A eleição de Robert Francis Prevost, hoje papa Leão 14, gerou grande interesse por sua trajetória pastoral ligada ao Peru, um país com grandes desigualdades sociais. Nascido nos Estados Unidos e com mais de 40 anos de experiência no Peru, Leão 14 representa a continuidade de uma Igreja sensível ao Sul Global, aprofundando a mudança iniciada pelo papa Francisco. Do ponto de vista teológico, sua eleição reforça as mudanças no pontificado de Francisco (2013-2025), com ênfase na justiça social, ecologia integral e acolhimento dos pobres e excluídos, distantes de abordagens mais doutrinárias dos papas anteriores, como João Paulo 2º e Bento 16, que se focaram em ortodoxia e conservadorismo.
A proposta de Leão 14 está menos centrada no controle doutrinário e mais aberta ao diálogo com as periferias. Embora setores ultraconservadores o acusem de “comunista”, seu horizonte teológico é marcado pela Doutrina Social da Igreja, com uma renovada visão de misericórdia, acolhendo e descriminalizando grupos como os LGTBQIA+, criticando o neoliberalismo, aproximando-se das comunidades indígenas e apoiando uma Igreja sinodal. Isso o coloca como uma figura progressista em uma instituição tradicionalmente resistente à mudança.

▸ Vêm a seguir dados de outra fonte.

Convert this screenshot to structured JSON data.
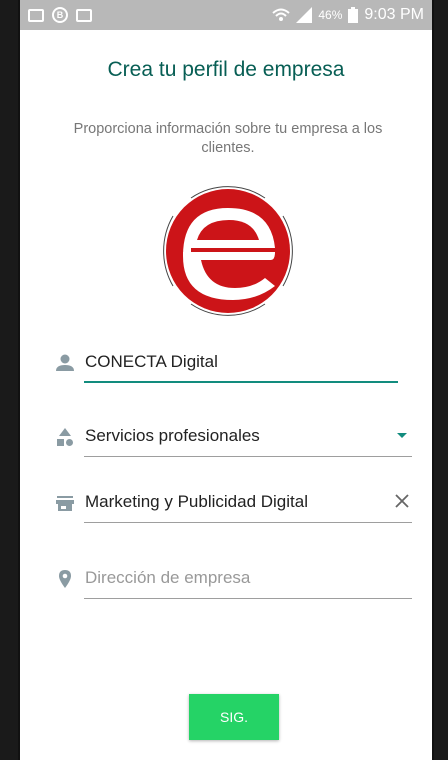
{
  "status_bar": {
    "battery_percent": "46%",
    "time": "9:03 PM",
    "icons": [
      "mail-icon",
      "bbm-icon",
      "image-icon",
      "wifi-icon",
      "signal-icon",
      "battery-icon"
    ]
  },
  "screen": {
    "title": "Crea tu perfil de empresa",
    "subtitle": "Proporciona información sobre tu empresa a los clientes."
  },
  "logo": {
    "letter": "e",
    "brand_color": "#cc1418"
  },
  "fields": {
    "name": {
      "value": "CONECTA Digital",
      "icon": "person-icon"
    },
    "category": {
      "value": "Servicios profesionales",
      "icon": "category-shapes-icon",
      "action_icon": "dropdown-arrow-icon"
    },
    "subcategory": {
      "value": "Marketing y Publicidad Digital",
      "icon": "store-icon",
      "action_icon": "clear-icon"
    },
    "address": {
      "placeholder": "Dirección de empresa",
      "icon": "location-pin-icon"
    }
  },
  "actions": {
    "next_label": "SIG."
  },
  "colors": {
    "accent": "#128c7e",
    "title": "#075e54",
    "button": "#25d366",
    "icon": "#8a9ba3"
  }
}
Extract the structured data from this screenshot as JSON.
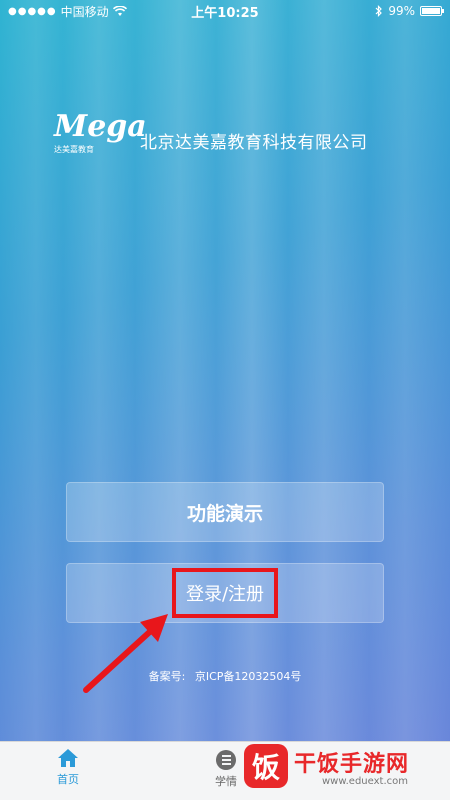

Sua trajetória pastoral começou em Chulucanas, no Peru, onde chegou em 1985, após ser ordenado na Ordem de Santo Agostinho. Em sua missão, teve que apoiar a população após um dos maiores fenômenos de El Niño do século 20. Durante esse período, adotou posturas políticas, como o pedido de perdão, embora não formalizado, ao ex-presidente Alberto Fujimori pelos crimes de seu governo nos anos 1990. Sua sensibilidade com as populações mais vulneráveis de Chiclayo o levou a ser nomeado pelo papa Francisco como administrador apostólico da diocese, e posteriormente, bispo da cidade.
Leão 14 também se diferencia de Francisco em alguns aspectos pessoais, como seu interesse por futebol, especialmente pelo time local, Juan Aurich, e pela absorção do legado arqueológico e artístico da região, rica em vestígios das sociedades pré-colombianas e pré-incas. A pergunta que surge é sobre o tipo de liderança que a Igreja Católica precisa: ortodoxa e conservadora ou mais pastoral, dialógica e aberta às tensões do mundo contemporâneo?
Em um cenário global marcado pelo avanço do populismo religioso, pelo uso político da fé e pelas desigualdades sociais crescentes, Leão 14 terá um papel crucial como mediador e defensor dos vulneráveis, ampliando a legitimidade das políticas de inclusão social. No entanto, ainda existem tensões dentro da Igreja, com críticas ao crescimento de correntes conservadoras que manifestam intolerância e dogmatismo, além das igrejas neopentecostais associadas à teologia da prosperidade, que promovem uma visão individualista e meritocrática, muitas vezes oposta aos valores evangélicos de solidariedade.
Leão 14 não rejeita a pluralidade religiosa, mas alerta contra as formas de espiritualidade que se alinham com poderes excludentes e autoritários. O grande desafio que ele e a Igreja Católica enfrentam neste século 21 não é doutrinário, mas evangélico: como ser fiel à mensagem de Cristo em um mundo em rápida mudança. A continuidade do pontificado de Francisco oferece uma oportunidade para consolidar uma Igreja mais sinodal, ecumênica, samaritana e comprometida com os direitos humanos, permanecendo próxima aos povos do Sul.